9876 53 1964-11-24 10:54:00 2016-10-11 07:38:00

Next, modify the lambda to apply your parsing function to the appropriate cells. 

In [None]:
##TODO 1: parse the age field into an int
#TODO 2: parse the Registered field into a timestamp
fields = lines.rdd.map(lambda l: l.value.split(","))
rows = fields.map(lambda p: (int(p[0]), p[1], p[2], p[3], p[4], p[5], 
                            p[6], p[7], p[8], p[9], p[10], 
                            p[11], p[12], p[13], p[14], #TODO 1(p[15]),
                            p[16], 
                            datetime.datetime.strptime(p[17], "%Y-%m-%d %H:%M:%S.%f"), 
                            #TODO 2(p[18], ),
                            p[19]))

Now create a new DataFrame and verify your first row was handled correctly.

In [None]:
users_df = spark.createDataFrame(rows, users_schema)
users_df.take(1)

As before, create a temporary view for this DataFrame.

In [None]:
users_df.createOrReplaceTempView("users_view")
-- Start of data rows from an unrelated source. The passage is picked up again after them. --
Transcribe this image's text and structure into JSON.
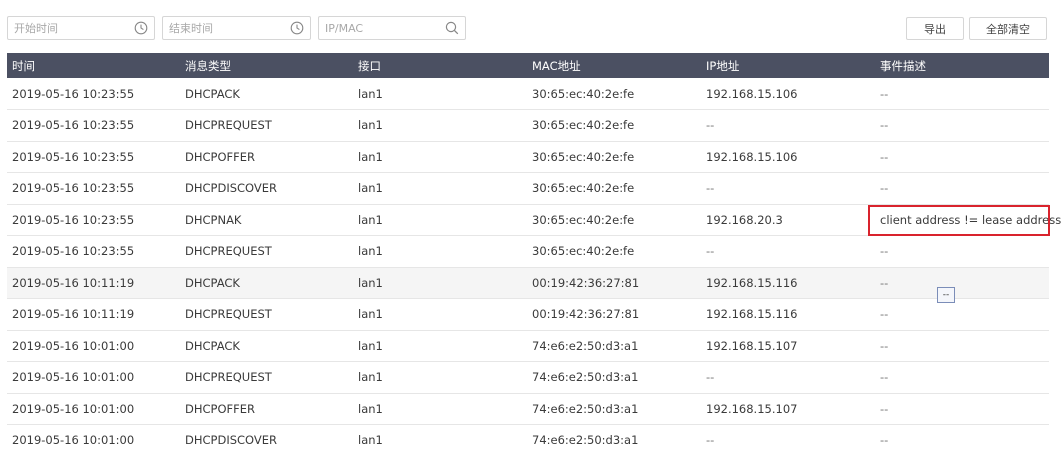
{
  "filters": {
    "start_placeholder": "开始时间",
    "end_placeholder": "结束时间",
    "search_placeholder": "IP/MAC"
  },
  "actions": {
    "export_label": "导出",
    "clear_label": "全部清空"
  },
  "table": {
    "headers": [
      "时间",
      "消息类型",
      "接口",
      "MAC地址",
      "IP地址",
      "事件描述"
    ],
    "rows": [
      [
        "2019-05-16 10:23:55",
        "DHCPACK",
        "lan1",
        "30:65:ec:40:2e:fe",
        "192.168.15.106",
        "--"
      ],
      [
        "2019-05-16 10:23:55",
        "DHCPREQUEST",
        "lan1",
        "30:65:ec:40:2e:fe",
        "--",
        "--"
      ],
      [
        "2019-05-16 10:23:55",
        "DHCPOFFER",
        "lan1",
        "30:65:ec:40:2e:fe",
        "192.168.15.106",
        "--"
      ],
      [
        "2019-05-16 10:23:55",
        "DHCPDISCOVER",
        "lan1",
        "30:65:ec:40:2e:fe",
        "--",
        "--"
      ],
      [
        "2019-05-16 10:23:55",
        "DHCPNAK",
        "lan1",
        "30:65:ec:40:2e:fe",
        "192.168.20.3",
        "client address != lease address"
      ],
      [
        "2019-05-16 10:23:55",
        "DHCPREQUEST",
        "lan1",
        "30:65:ec:40:2e:fe",
        "--",
        "--"
      ],
      [
        "2019-05-16 10:11:19",
        "DHCPACK",
        "lan1",
        "00:19:42:36:27:81",
        "192.168.15.116",
        "--"
      ],
      [
        "2019-05-16 10:11:19",
        "DHCPREQUEST",
        "lan1",
        "00:19:42:36:27:81",
        "192.168.15.116",
        "--"
      ],
      [
        "2019-05-16 10:01:00",
        "DHCPACK",
        "lan1",
        "74:e6:e2:50:d3:a1",
        "192.168.15.107",
        "--"
      ],
      [
        "2019-05-16 10:01:00",
        "DHCPREQUEST",
        "lan1",
        "74:e6:e2:50:d3:a1",
        "--",
        "--"
      ],
      [
        "2019-05-16 10:01:00",
        "DHCPOFFER",
        "lan1",
        "74:e6:e2:50:d3:a1",
        "192.168.15.107",
        "--"
      ],
      [
        "2019-05-16 10:01:00",
        "DHCPDISCOVER",
        "lan1",
        "74:e6:e2:50:d3:a1",
        "--",
        "--"
      ]
    ],
    "hovered_row_index": 6
  },
  "tooltip": {
    "text": "--"
  },
  "colors": {
    "header_bg": "#4b5062",
    "highlight_border": "#d9232d",
    "hover_row_bg": "#f5f5f5"
  },
  "icons": {
    "start_time": "clock-icon",
    "end_time": "clock-icon",
    "search": "search-icon"
  }
}
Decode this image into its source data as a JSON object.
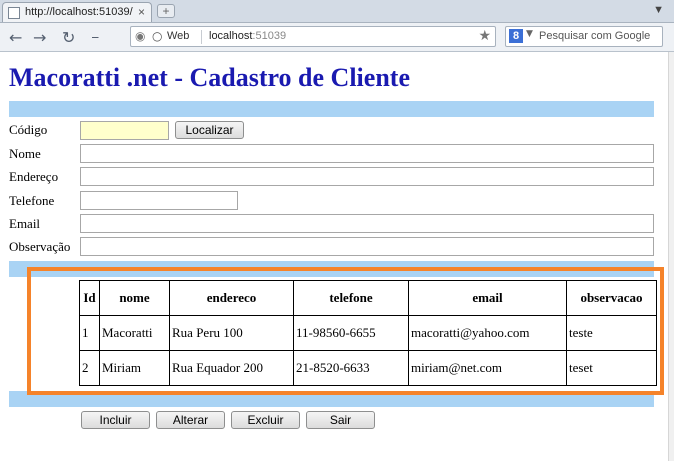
{
  "browser": {
    "tab_title": "http://localhost:51039/",
    "tab_close": "×",
    "new_tab": "+",
    "omnibox_label": "Web",
    "url_host": "localhost",
    "url_port": ":51039",
    "search_placeholder": "Pesquisar com Google",
    "search_engine_letter": "8"
  },
  "page": {
    "title": "Macoratti .net - Cadastro de Cliente"
  },
  "form": {
    "codigo_label": "Código",
    "codigo_value": "",
    "localizar_label": "Localizar",
    "nome_label": "Nome",
    "nome_value": "",
    "endereco_label": "Endereço",
    "endereco_value": "",
    "telefone_label": "Telefone",
    "telefone_value": "",
    "email_label": "Email",
    "email_value": "",
    "observacao_label": "Observação",
    "observacao_value": ""
  },
  "grid": {
    "headers": [
      "Id",
      "nome",
      "endereco",
      "telefone",
      "email",
      "observacao"
    ],
    "rows": [
      [
        "1",
        "Macoratti",
        "Rua Peru 100",
        "11-98560-6655",
        "macoratti@yahoo.com",
        "teste"
      ],
      [
        "2",
        "Miriam",
        "Rua Equador 200",
        "21-8520-6633",
        "miriam@net.com",
        "teset"
      ]
    ]
  },
  "actions": {
    "incluir": "Incluir",
    "alterar": "Alterar",
    "excluir": "Excluir",
    "sair": "Sair"
  },
  "colors": {
    "title": "#1a1ab0",
    "band": "#a9d3f4",
    "frame": "#f5832a",
    "codigo_bg": "#ffffcc"
  }
}
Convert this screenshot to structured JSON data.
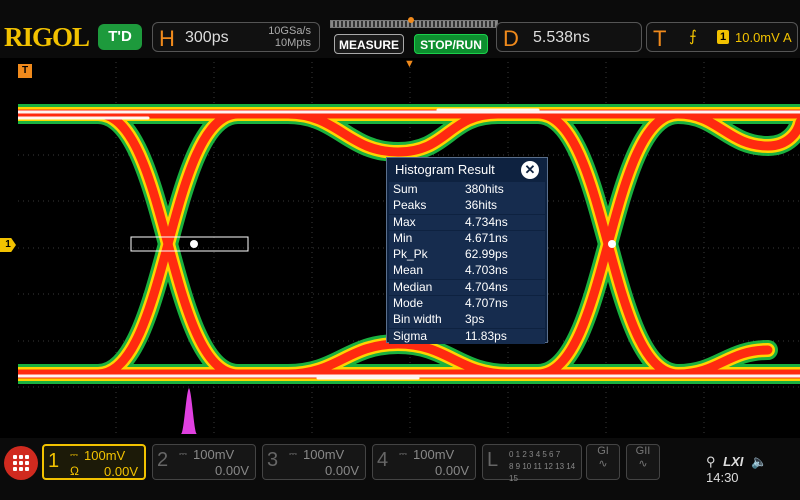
{
  "brand": {
    "logo": "RIGOL",
    "run_state": "T'D"
  },
  "horizontal": {
    "letter": "H",
    "timebase": "300ps",
    "sample_rate": "10GSa/s",
    "memory_depth": "10Mpts"
  },
  "buttons": {
    "measure": "MEASURE",
    "stop_run": "STOP/RUN"
  },
  "delay": {
    "letter": "D",
    "value": "5.538ns"
  },
  "trigger": {
    "letter": "T",
    "edge_symbol": "⨍",
    "source": "1",
    "level": "10.0mV",
    "mode": "A"
  },
  "markers": {
    "trigger_pos": "▼",
    "ch1": "1",
    "top_left": "T"
  },
  "histogram": {
    "title": "Histogram Result",
    "close": "✕",
    "rows": [
      {
        "key": "Sum",
        "value": "380hits"
      },
      {
        "key": "Peaks",
        "value": "36hits"
      },
      {
        "key": "Max",
        "value": "4.734ns"
      },
      {
        "key": "Min",
        "value": "4.671ns"
      },
      {
        "key": "Pk_Pk",
        "value": "62.99ps"
      },
      {
        "key": "Mean",
        "value": "4.703ns"
      },
      {
        "key": "Median",
        "value": "4.704ns"
      },
      {
        "key": "Mode",
        "value": "4.707ns"
      },
      {
        "key": "Bin width",
        "value": "3ps"
      },
      {
        "key": "Sigma",
        "value": "11.83ps"
      }
    ]
  },
  "channels": [
    {
      "num": "1",
      "coupling": "⎓",
      "scale": "100mV",
      "impedance": "Ω",
      "offset": "0.00V"
    },
    {
      "num": "2",
      "coupling": "⎓",
      "scale": "100mV",
      "offset": "0.00V"
    },
    {
      "num": "3",
      "coupling": "⎓",
      "scale": "100mV",
      "offset": "0.00V"
    },
    {
      "num": "4",
      "coupling": "⎓",
      "scale": "100mV",
      "offset": "0.00V"
    }
  ],
  "logic": {
    "label": "L",
    "bits_row1": "0 1 2 3  4 5 6 7",
    "bits_row2": "8 9 10 11 12 13 14 15"
  },
  "gen": {
    "g1": "GI",
    "g2": "GII"
  },
  "status": {
    "usb": "⚲",
    "lxi": "LXI",
    "sound": "🔈",
    "time": "14:30"
  },
  "colors": {
    "ch1": "#f2c200",
    "accent": "#f08a1c",
    "eye_hot": "#ff2a10",
    "eye_core": "#ffffff",
    "eye_warm": "#ffd400",
    "eye_cool": "#1fd04a",
    "histogram": "#e040e0"
  }
}
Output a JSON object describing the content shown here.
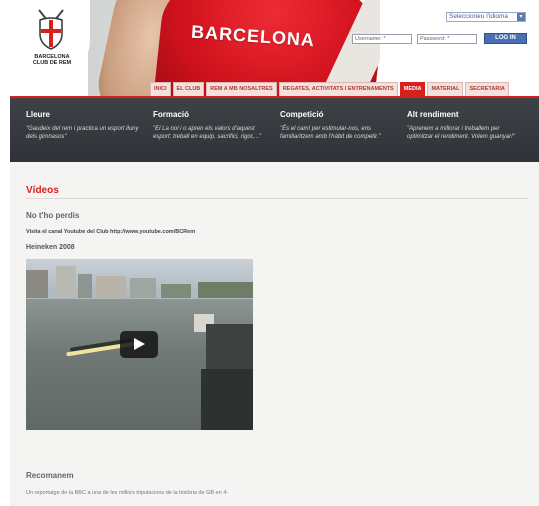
{
  "header": {
    "brand_banner_text": "BARCELONA",
    "logo_text": [
      "BARCELONA",
      "CLUB DE REM"
    ],
    "language_select": "Seleccioneu l'idioma",
    "username_placeholder": "Username: *",
    "password_placeholder": "Password: *",
    "login_label": "LOG IN"
  },
  "tabs": [
    {
      "label": "INICI",
      "active": false
    },
    {
      "label": "EL CLUB",
      "active": false
    },
    {
      "label": "REM A MB NOSALTRES",
      "active": false
    },
    {
      "label": "REGATES, ACTIVITATS I ENTRENAMENTS",
      "active": false
    },
    {
      "label": "MEDIA",
      "active": true
    },
    {
      "label": "MATERIAL",
      "active": false
    },
    {
      "label": "SECRETARIA",
      "active": false
    }
  ],
  "band": {
    "columns": [
      {
        "title": "Lleure",
        "text": "\"Gaudeix del rem i practica un esport lluny dels gimnasos\""
      },
      {
        "title": "Formació",
        "text": "\"El La nol i o apren els valors d'aquest esport: treball en equip, sacrifici, rigor,...\""
      },
      {
        "title": "Competició",
        "text": "\"És el camí per estimular-nos, ens familiaritzem amb l'hàbit de competir.\""
      },
      {
        "title": "Alt rendiment",
        "text": "\"Aprenem a millorar i treballem per optimitzar el rendiment. Volem guanyar!\""
      }
    ]
  },
  "content": {
    "title": "Vídeos",
    "subtitle": "No t'ho perdis",
    "channel_text": "Visita el canal Youtube del Club http://www.youtube.com/BCRem",
    "video_title": "Heineken 2008",
    "recommend_title": "Recomanem",
    "recommend_text": "Un reportatge de la BBC a una de les millors tripulacions de la història de GB en 4-"
  },
  "colors": {
    "brand_red": "#d6211e",
    "band_dark": "#363a3f",
    "login_blue": "#4a6fb3"
  }
}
Next, query the view to summarize the table and spot check your data parsing is working correctly.

In [None]:
%%sql
select count(id), min(id), max(id), 
        min(age), max(age), min(BirthDate), max(BirthDate), 
        min(Registered), max(Registered)
from users_view

Finally, save this view as new Hive table called users.

In [None]:
users_df.write.mode("overwrite").saveAsTable("users")

## Cleanup

Since we don't need the weblogs_view anymore, we can drop it. Because it is a temporary view it will get dropped when our Spark session ends, but we can use the following to drop it sooner.

In [None]:
spark.catalog.dropTempView("weblogs_view")

## Conclusion

In the lab you have learned how to use Spark SQL (and PySpark) to batch process a 10GB text file dataset, quickly explore its content, identify issues with the data, clean and format the data and load it into a Hive table to support downstream analytics. Specifically you:
* Loaded text flat files into a Spark SQL DataFrame.
* Added a new column to the DataFrame that stored the TransactionData in the format desired.
* Created a temporary view from the DataFrame.
* Copied the data from the DataFrame into a Hive table and stored the data using Parquet.
* Verified you can query the Hive table and observed the increase in query speed that came from saving the data in Parquet.